When George Bush was elected in 2000, this process was greatly accelerated. They didn't just funnel more money and power to the corporations -- they actually let corporate executives write the laws relating to the economy and economic regulations (and to no one's surprise they removed many regulations, allowing Wall Street and the other giant corporations to go on a rampage of greed).
This has led to the greatest disparity of wealth and income between the richest Americans and the rest of America since before the Great Depression -- and just like it did back then, it has led directly to the most serious economic disaster since the Great Depression (our current Great Recession).
In 2008, the people voted for change. They wanted to restore the balance that had been destroyed. But that didn't happen. First, the Republicans have blocked any change to the status quo. They like the plutocracy they have created.

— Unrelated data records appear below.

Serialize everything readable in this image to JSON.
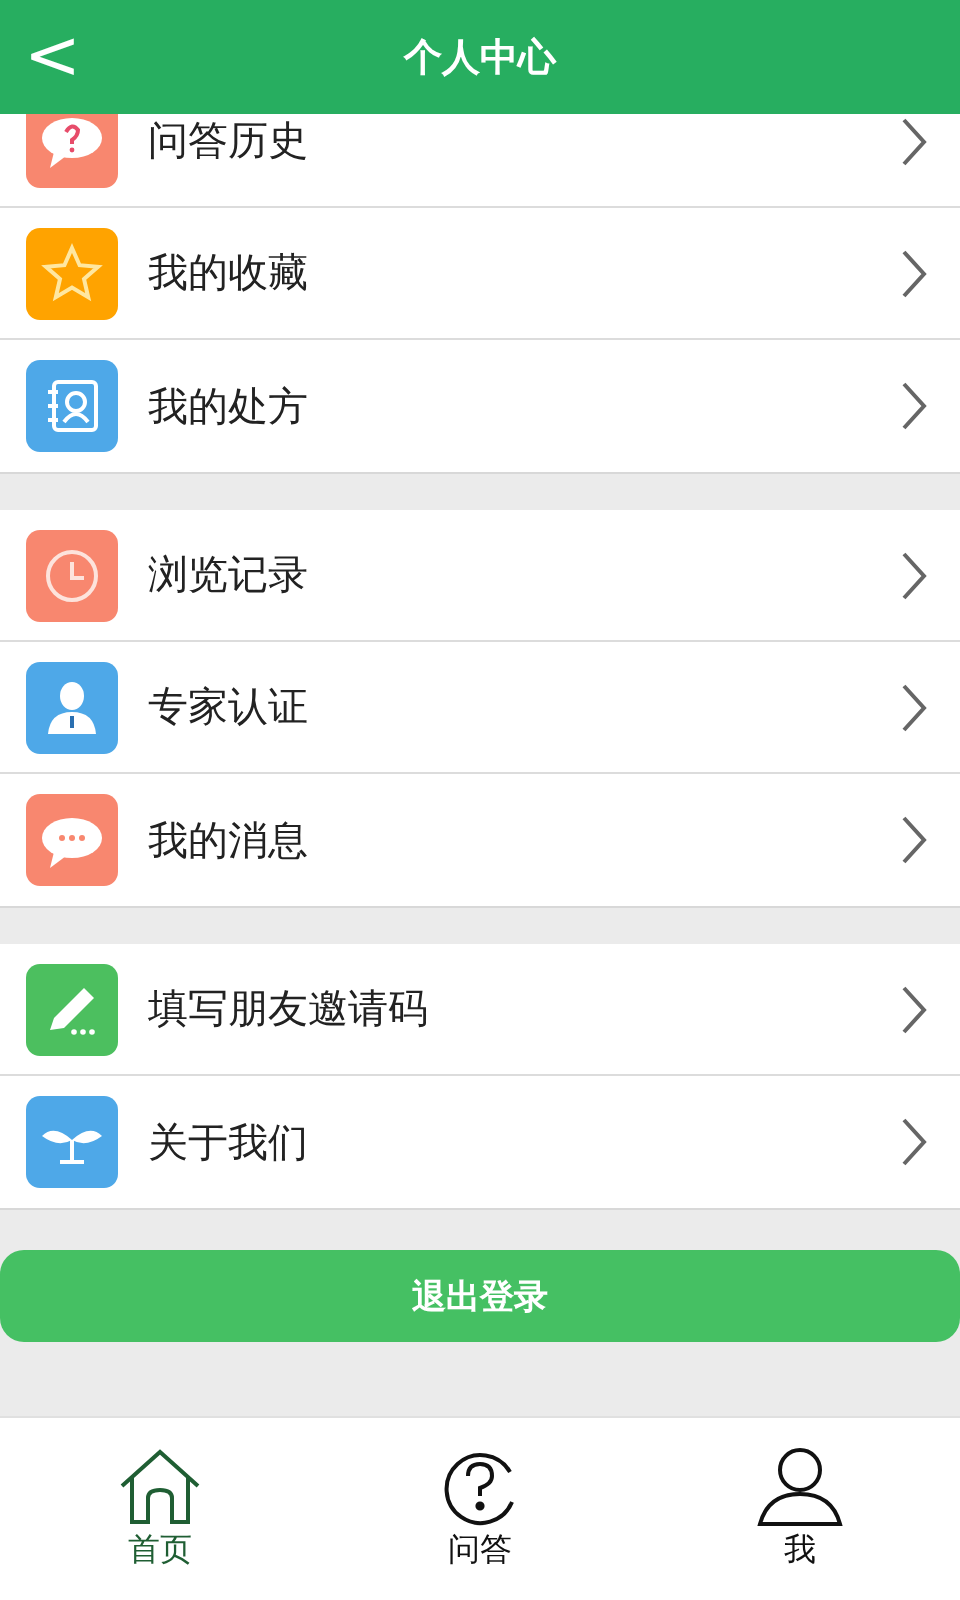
{
  "header": {
    "back": "<",
    "title": "个人中心"
  },
  "groups": [
    {
      "items": [
        {
          "label": "问答历史",
          "color": "#f8876f"
        },
        {
          "label": "我的收藏",
          "color": "#ffa300"
        },
        {
          "label": "我的处方",
          "color": "#4ea8e8"
        }
      ]
    },
    {
      "items": [
        {
          "label": "浏览记录",
          "color": "#f8876f"
        },
        {
          "label": "专家认证",
          "color": "#4ea8e8"
        },
        {
          "label": "我的消息",
          "color": "#f8876f"
        }
      ]
    },
    {
      "items": [
        {
          "label": "填写朋友邀请码",
          "color": "#4cbf5f"
        },
        {
          "label": "关于我们",
          "color": "#4ea8e8"
        }
      ]
    }
  ],
  "logout": "退出登录",
  "tabs": [
    {
      "label": "首页",
      "selected": true
    },
    {
      "label": "问答",
      "selected": false
    },
    {
      "label": "我",
      "selected": false
    }
  ]
}
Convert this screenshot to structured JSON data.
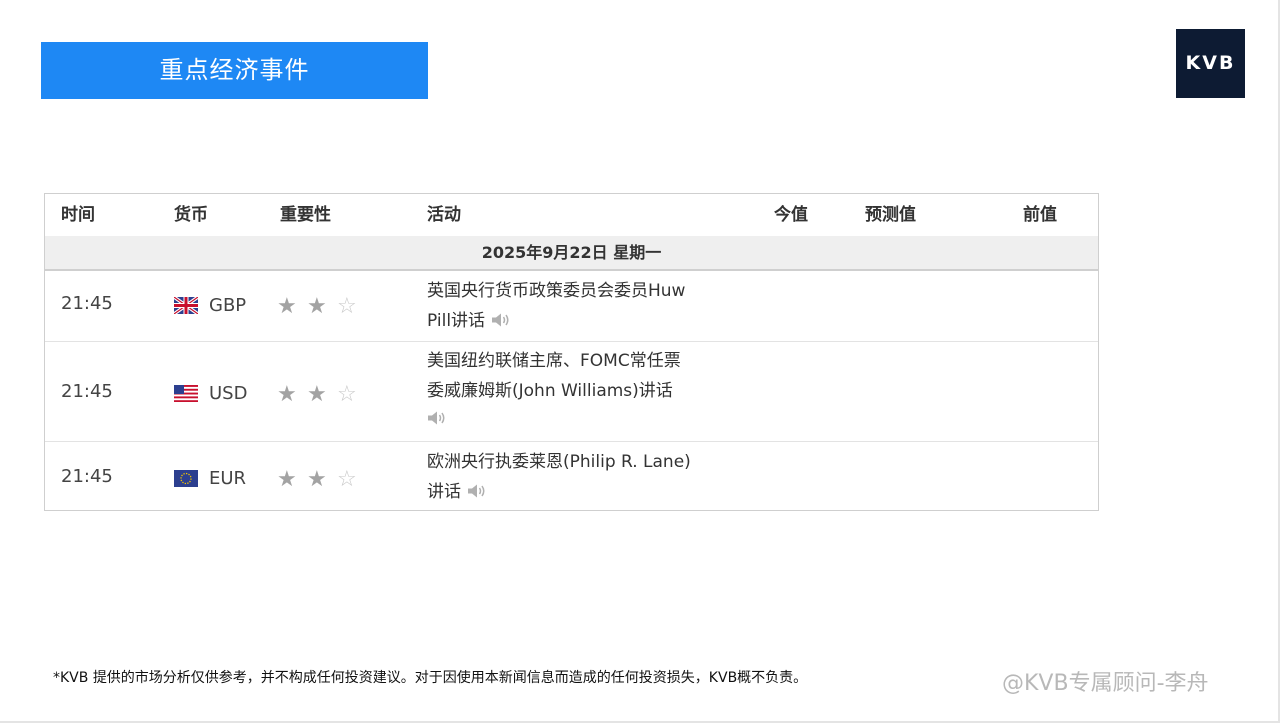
{
  "banner": {
    "title": "重点经济事件"
  },
  "logo": {
    "text": "KVB"
  },
  "table": {
    "headers": {
      "time": "时间",
      "currency": "货币",
      "importance": "重要性",
      "activity": "活动",
      "actual": "今值",
      "forecast": "预测值",
      "previous": "前值"
    },
    "date_label": "2025年9月22日  星期一",
    "rows": [
      {
        "time": "21:45",
        "currency": "GBP",
        "flag": "uk-flag-icon",
        "stars_filled": 2,
        "stars_total": 3,
        "activity_line1": "英国央行货币政策委员会委员Huw",
        "activity_line2": "Pill讲话",
        "actual": "",
        "forecast": "",
        "previous": ""
      },
      {
        "time": "21:45",
        "currency": "USD",
        "flag": "us-flag-icon",
        "stars_filled": 2,
        "stars_total": 3,
        "activity_line1": "美国纽约联储主席、FOMC常任票",
        "activity_line2": "委威廉姆斯(John Williams)讲话",
        "actual": "",
        "forecast": "",
        "previous": ""
      },
      {
        "time": "21:45",
        "currency": "EUR",
        "flag": "eu-flag-icon",
        "stars_filled": 2,
        "stars_total": 3,
        "activity_line1": "欧洲央行执委莱恩(Philip R. Lane)",
        "activity_line2": "讲话",
        "actual": "",
        "forecast": "",
        "previous": ""
      }
    ],
    "icons": {
      "star": "star-icon",
      "audio": "speaker-icon"
    },
    "colors": {
      "star_on": "#a3a3a3",
      "star_off": "#c9c9c9"
    }
  },
  "footer": {
    "disclaimer": "*KVB 提供的市场分析仅供参考，并不构成任何投资建议。对于因使用本新闻信息而造成的任何投资损失，KVB概不负责。",
    "watermark": "@KVB专属顾问-李舟"
  },
  "colors": {
    "banner": "#1e88f4",
    "logo_bg": "#0d1b33"
  }
}
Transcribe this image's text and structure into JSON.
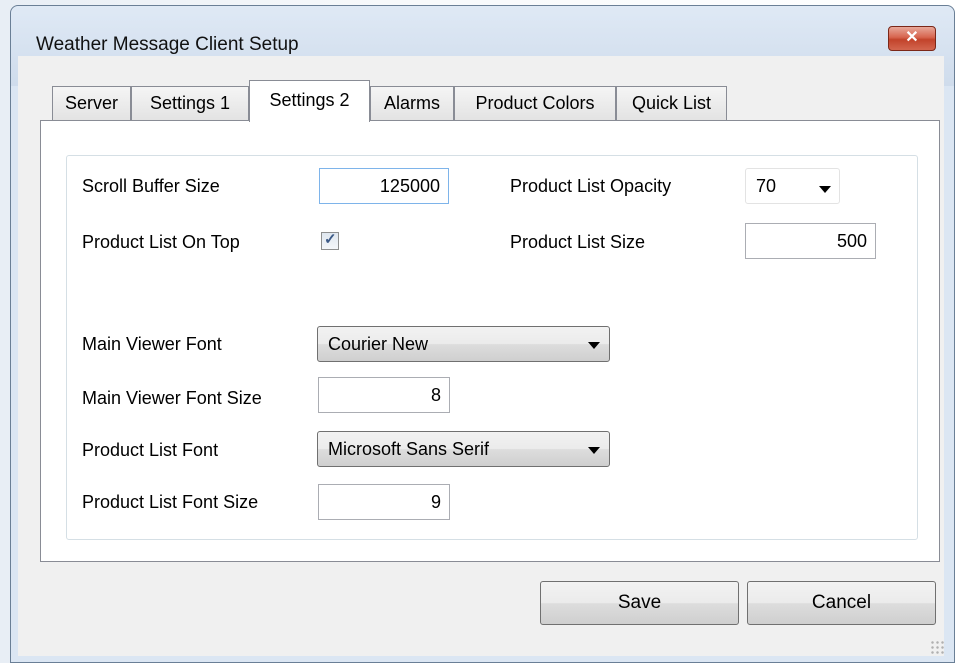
{
  "window": {
    "title": "Weather Message Client Setup",
    "close_glyph": "✕"
  },
  "tabs": [
    {
      "label": "Server"
    },
    {
      "label": "Settings 1"
    },
    {
      "label": "Settings 2"
    },
    {
      "label": "Alarms"
    },
    {
      "label": "Product Colors"
    },
    {
      "label": "Quick List"
    }
  ],
  "active_tab": "Settings 2",
  "settings": {
    "scroll_buffer_label": "Scroll Buffer Size",
    "scroll_buffer_value": "125000",
    "product_list_on_top_label": "Product List On Top",
    "product_list_on_top_checked": true,
    "product_list_opacity_label": "Product List Opacity",
    "product_list_opacity_value": "70",
    "product_list_size_label": "Product List Size",
    "product_list_size_value": "500",
    "main_viewer_font_label": "Main Viewer Font",
    "main_viewer_font_value": "Courier New",
    "main_viewer_font_size_label": "Main Viewer Font Size",
    "main_viewer_font_size_value": "8",
    "product_list_font_label": "Product List Font",
    "product_list_font_value": "Microsoft Sans Serif",
    "product_list_font_size_label": "Product List Font Size",
    "product_list_font_size_value": "9"
  },
  "buttons": {
    "save": "Save",
    "cancel": "Cancel"
  },
  "check_glyph": "✓"
}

But the failure of the Democrats has been even sadder. Note that every economic advisor the president has appointed or sought advice from is from either Wall Street or a giant corporation. The same people that were running the economy in the last administration are still running it. The names may have changed, but they are still coming from the Wall Street/corporate power base.
It seems like no one in Washington from either party thinks anyone outside of Wall Street or the corporate sector could possibly understand economics. That is wrong, and it is just resulting in a deepening of corporate power and an institutionalization of plutocratic government. We used to have a government of the people, by the people, and for the people. That is no longer true. We now have a government of the corporations, by the corporations, and for the corporations. And it is killing this country.
That is the story the Wall Street demonstrators are trying to tell. And that is the story the mainstream media is ignoring. It is the biggest story going, and it is the biggest problem facing this country. But it is also a problem that the corporate-owned mainstream media is not going to cover. They won't cover it because they are owned and controlled by those same corporations, and they are part of the problem.
So enjoy the stories about police and demonstrator clashes, because that's all you're going to get. The real story is too hot to handle.